XML.jl
XML.jl copied to clipboard
parse dtd/entity
Not sure if this is within the scope of this package, but currently it seems the DTD may not be correctly parsed, such as entity tags. For example, with this file as test.xml
<?xml version="1.0" encoding="UTF-8"?>
<!DOCTYPE note [
<!ENTITY nbsp " ">
<!ENTITY writer "Writer: Donald Duck.">
<!ENTITY copyright "Copyright: W3Schools.">
]>
<note>
<to>Tove</to>
<from>Jani</from>
<heading>Reminder</heading>
<body>Don't forget me this weekend!</body>
<footer>&writer; ©right;</footer>
</note>
using EzXML.jl or in browser, the footer part is parsed as "Writer: Donald Duck.

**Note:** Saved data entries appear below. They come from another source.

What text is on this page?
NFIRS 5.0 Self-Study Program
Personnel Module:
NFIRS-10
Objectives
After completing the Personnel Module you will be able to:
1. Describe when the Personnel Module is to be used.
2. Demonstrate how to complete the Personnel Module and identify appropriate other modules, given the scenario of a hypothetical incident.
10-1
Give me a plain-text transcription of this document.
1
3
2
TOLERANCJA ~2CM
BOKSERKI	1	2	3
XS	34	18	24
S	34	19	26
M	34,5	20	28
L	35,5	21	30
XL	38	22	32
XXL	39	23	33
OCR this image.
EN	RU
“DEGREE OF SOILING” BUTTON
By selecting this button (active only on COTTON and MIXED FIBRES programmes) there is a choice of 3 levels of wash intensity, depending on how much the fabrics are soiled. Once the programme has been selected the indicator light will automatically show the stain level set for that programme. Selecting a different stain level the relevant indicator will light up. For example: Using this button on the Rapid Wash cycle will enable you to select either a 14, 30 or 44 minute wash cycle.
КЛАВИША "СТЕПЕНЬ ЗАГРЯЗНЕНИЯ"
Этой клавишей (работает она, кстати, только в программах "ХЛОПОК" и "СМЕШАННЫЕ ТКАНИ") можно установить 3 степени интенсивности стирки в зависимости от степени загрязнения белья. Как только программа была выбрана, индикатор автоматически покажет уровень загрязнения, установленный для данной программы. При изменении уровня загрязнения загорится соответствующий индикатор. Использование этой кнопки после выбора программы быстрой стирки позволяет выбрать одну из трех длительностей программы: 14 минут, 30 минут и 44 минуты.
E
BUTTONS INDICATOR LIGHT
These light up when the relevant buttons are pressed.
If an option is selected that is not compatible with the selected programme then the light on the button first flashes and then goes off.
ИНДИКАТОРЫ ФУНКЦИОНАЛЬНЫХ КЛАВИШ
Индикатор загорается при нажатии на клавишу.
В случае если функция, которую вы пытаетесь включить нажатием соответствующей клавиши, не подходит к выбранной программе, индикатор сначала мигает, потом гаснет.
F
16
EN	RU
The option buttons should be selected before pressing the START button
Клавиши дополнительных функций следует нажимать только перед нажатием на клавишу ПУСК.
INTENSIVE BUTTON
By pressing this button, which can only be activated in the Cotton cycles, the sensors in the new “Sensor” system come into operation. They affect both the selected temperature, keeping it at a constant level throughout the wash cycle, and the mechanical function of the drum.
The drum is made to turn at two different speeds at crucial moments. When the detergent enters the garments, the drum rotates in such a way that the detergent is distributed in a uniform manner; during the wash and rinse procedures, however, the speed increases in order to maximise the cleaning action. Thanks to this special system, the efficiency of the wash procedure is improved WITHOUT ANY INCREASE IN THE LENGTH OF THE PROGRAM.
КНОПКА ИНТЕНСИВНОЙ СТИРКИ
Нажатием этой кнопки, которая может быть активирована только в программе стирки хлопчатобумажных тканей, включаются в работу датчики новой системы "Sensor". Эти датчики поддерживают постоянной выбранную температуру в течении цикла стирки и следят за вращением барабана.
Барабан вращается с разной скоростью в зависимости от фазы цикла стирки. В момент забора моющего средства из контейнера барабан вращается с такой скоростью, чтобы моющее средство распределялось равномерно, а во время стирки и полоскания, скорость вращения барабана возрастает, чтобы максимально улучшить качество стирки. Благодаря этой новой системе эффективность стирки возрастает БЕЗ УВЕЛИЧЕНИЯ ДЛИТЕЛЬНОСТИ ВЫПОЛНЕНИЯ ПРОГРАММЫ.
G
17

Copyright: W3Schools."
using EzXML
doc = readxml("test.xml")
doc.root |> eachelement |> collect |> last |> nodecontent |> println
doc.node.owner = TextNode("") # skip gc
but with XML.jl, they are verbatim strings &writer; ©right;
using XML
doc2 = read("test.xml", Node)
doc2[end][end][1] |> x -> x.value |> println
in addition, glancing over doc2 it appears the DTD part may not be correctly parsed, e.g. doc2[2] is
Node DTD <!DOCTYPE note [
<!ENTITY nbsp " ">
i.e. it matches the next ">" instead of the closing ">" for "<!DOCTYPE"

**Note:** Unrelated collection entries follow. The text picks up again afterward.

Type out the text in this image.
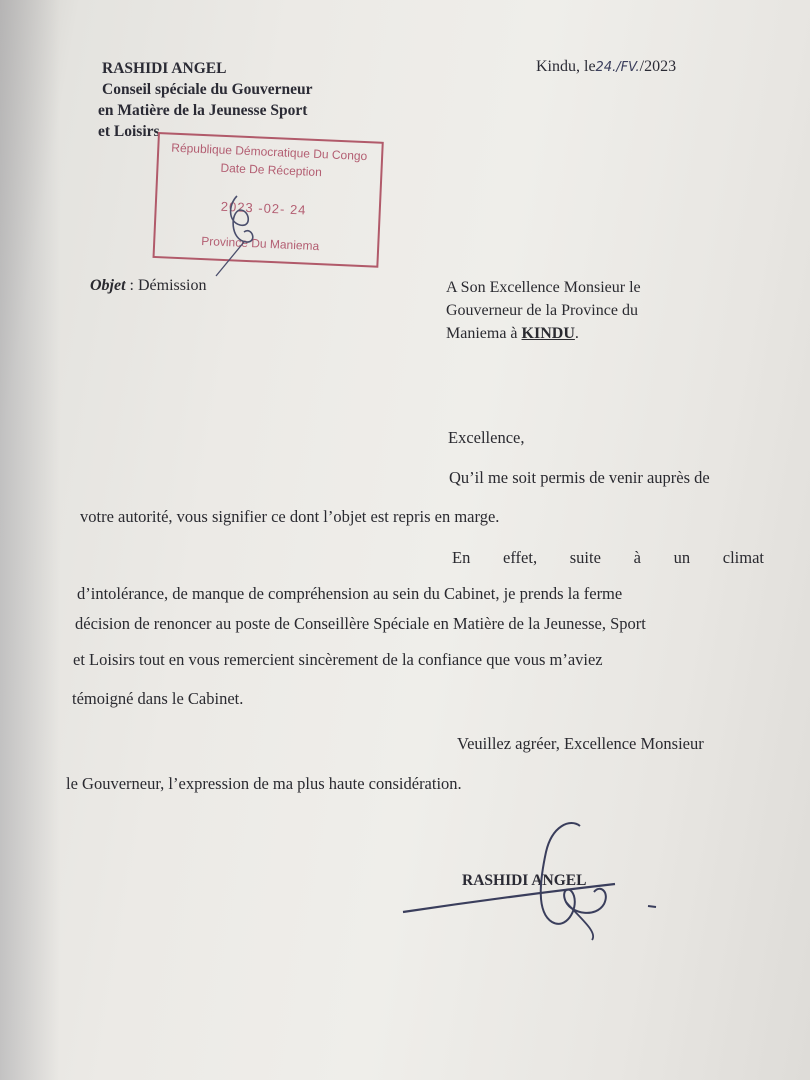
RASHIDI ANGEL
Conseil spéciale du Gouverneur
en Matière de la Jeunesse Sport
et Loisirs
Kindu, le24./FV./2023
République Démocratique Du Congo
Date De Réception
2023 -02- 24
Province Du Maniema
Objet : Démission	A Son Excellence Monsieur le
Gouverneur de la Province du
Maniema à KINDU.
Excellence,
Qu’il me soit permis de venir auprès de
votre autorité, vous signifier ce dont l’objet est repris en marge.
En effet, suite à un climat
d’intolérance, de manque de compréhension au sein du Cabinet, je prends la ferme
décision de renoncer au poste de Conseillère Spéciale en Matière de la Jeunesse, Sport
et Loisirs tout en vous remercient sincèrement de la confiance que vous m’aviez
témoigné dans le Cabinet.
Veuillez agréer, Excellence Monsieur
le Gouverneur, l’expression de ma plus haute considération.
RASHIDI ANGEL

https://github.com/JuliaComputing/XML.jl/blob/53d7ed347cc115fc8c1dfe34814c577360fb997f/src/raw.jl#L262
Thanks!
Thanks for the report. Parsing DTD is within scope of this package. For now, I was trying to dump everything into the Node's value and figure out parsing later. As you pointed out, that doesn't quite work because it matches the wrong ending tag. I'll work on a fix.
Quick fix is done for reading the DTD:
julia> parse(s, Node)[2]
# Node DTD <!DOCTYPE note [
# <!ENTITY nbsp " ">
# <!ENTITY writer "Writer: Donald Duck.">
# <!ENTITY copyright "Copyright: W3Schools.">
# ]>
using EzXML.jl or in browser, the footer part is parsed as "Writer: Donald Duck. Copyright: W3Schools."
I'd argue that the Text Node's value ought to be "&writer; ©right;" to keep the separation of concerns (https://en.wikipedia.org/wiki/Separation_of_content_and_presentation).
That being said I see a use for a fill_entities!(::Node) function.